人の手に依存してきた製造業の現場が、人工知能(AI)を搭載したロボットの導入で急速に変化している。溶接の火花が飛び散る造船所から自動車工場に至るまで、数百台のロボットが精密に稼働する「スマートファクトリー」が現実のものとなりつつある。
●先端無線通信技術で加速化する生産現場のスマート化
現代(ヒョンデ)自動車と起亜(キア)は17日、大規模にロボットを投入するスマート工場の運営に向け、最先端の無線通信技術を公開した。
両社は超高速・低遅延の無線通信「Wi-Fi6」(次世代超高速無線通信技術)と、閉域網専用の超高速5G(P-5G)を同時に処理できる無線接続端末を世界で初めて開発し、韓国と米国で特許を出願した。この技術は、昨年末から蔚山(ウルサン)工場と米国の現代自動車グループ・メタプラント・アメリカ(HMGMA)に導入され、数百台に及ぶ生産ロボットや物流ロボットの安定した稼働を支えている。
実際に現代自動車や起亜の工場現場では、部品を運搬する無人搬送車(AGV)や自律移動ロボット(AMR)など、無線通信を基盤とした先端ロボットが活発に稼働している。蔚山(ウルサン)第3工場には1100台を超えるAGV・AMRが導入され、米国HMGMAの組立工場には161台のAMRが投入されている。これらのロボットは、定められた経路に従って動くのではなく、現場の状況に応じてリアルタイムで対応する必要があり、安定した無線通信技術が不可欠となっている。
通信網の切り替えが可能な一体型端末により、従来は個別の通信網を使用していたロボットが通信障害で作業を中断していた問題も解消されたという。現代自動車グループの関係者は「Wi-Fi7を基盤とした次世代統合型端末技術を2026年までに開発し、国内外の工場に導入する計画だ」と述べた。
●造船業、鉄鋼業にもロボット導入広がる
代表的な労働集約型産業である造船業界でも、ロボット導入が活発になっている。HD現代三湖(サムホ)は15日、HD現代ロボティクスおよびLG CNSとともに、ヒューマノイドロボットおよび物流自動化技術の開発に関する業務協約を締結した。溶接だけでなく、測定・成形・監視・制御などさまざまな生産活動に対応可能なヒューマノイドおよび自律移動ロボットを開発し、造船所の自動化を拡大する計画だ。

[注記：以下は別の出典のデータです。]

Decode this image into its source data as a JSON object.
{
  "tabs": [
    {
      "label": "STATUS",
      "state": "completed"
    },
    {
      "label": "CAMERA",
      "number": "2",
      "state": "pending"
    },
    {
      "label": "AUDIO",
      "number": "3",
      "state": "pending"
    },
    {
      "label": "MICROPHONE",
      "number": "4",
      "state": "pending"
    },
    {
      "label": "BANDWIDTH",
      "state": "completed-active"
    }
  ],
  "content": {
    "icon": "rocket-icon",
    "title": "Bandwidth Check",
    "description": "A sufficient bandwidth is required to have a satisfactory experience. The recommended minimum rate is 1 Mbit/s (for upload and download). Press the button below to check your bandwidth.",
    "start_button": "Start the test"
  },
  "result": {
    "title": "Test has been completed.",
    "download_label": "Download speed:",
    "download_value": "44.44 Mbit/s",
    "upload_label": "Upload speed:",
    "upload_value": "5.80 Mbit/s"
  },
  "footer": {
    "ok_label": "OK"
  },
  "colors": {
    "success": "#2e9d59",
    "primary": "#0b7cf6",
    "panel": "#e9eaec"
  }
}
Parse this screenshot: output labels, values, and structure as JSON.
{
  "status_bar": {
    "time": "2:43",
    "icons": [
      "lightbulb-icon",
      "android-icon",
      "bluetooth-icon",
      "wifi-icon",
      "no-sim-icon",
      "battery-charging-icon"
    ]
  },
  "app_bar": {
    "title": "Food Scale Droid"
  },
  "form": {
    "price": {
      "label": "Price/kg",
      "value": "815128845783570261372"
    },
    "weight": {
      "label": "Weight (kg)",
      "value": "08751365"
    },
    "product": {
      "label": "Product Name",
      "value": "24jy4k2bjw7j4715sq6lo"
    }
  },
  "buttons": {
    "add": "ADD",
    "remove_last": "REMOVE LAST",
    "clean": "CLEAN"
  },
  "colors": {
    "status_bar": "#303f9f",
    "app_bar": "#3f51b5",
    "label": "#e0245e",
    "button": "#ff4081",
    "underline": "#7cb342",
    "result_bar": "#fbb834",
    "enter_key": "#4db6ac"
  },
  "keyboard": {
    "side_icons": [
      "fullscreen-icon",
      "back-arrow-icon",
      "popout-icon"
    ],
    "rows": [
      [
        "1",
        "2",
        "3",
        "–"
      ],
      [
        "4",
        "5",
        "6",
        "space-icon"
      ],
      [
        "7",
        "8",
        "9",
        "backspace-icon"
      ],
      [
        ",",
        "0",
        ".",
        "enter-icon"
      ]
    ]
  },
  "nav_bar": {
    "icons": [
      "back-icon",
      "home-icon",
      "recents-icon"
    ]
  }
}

鉄鋼分野では、ポスコが2020年に光陽(クァンヤン)製鉄所にメッキ工程の自動化ロボットを導入するなど、高リスク作業の安全性向上を目的としたロボット活用が進んでいる。
国際ロボット連盟(IFR)の2023年の調査によると、韓国は製造業労働者1万人当たり1012台の産業用ロボットを保有し、世界1位となっている。2位のシンガポール(770台)を大きく上回る数値だ。
ロボット導入は、人件費削減のために低賃金国へ生産拠点を移す方式の代替策として注目されている。IFRは 今年1月発表の「グローバル・ロボティクス・トレンド2025」で、「自動化により、製造業者は自国や主要消費市場の近くで生産が可能となる」と指摘し、「ロボット活用が製造業の労働力不足問題を大幅に緩和する」と分析している。
また、ロボットが既存の人員を単に置き換えるのではなく、全体の雇用を増やす可能性があるとの研究もある。世界銀行は7月に発表した東アジア・太平洋地域報告書で、「ロボット導入による生産性向上が生産規模の拡大につながり、自動化による雇用置換効果を相殺した」と分析し、ロボットがコスト削減だけでなく、持続可能な産業発展の原動力になり得ることを示唆している。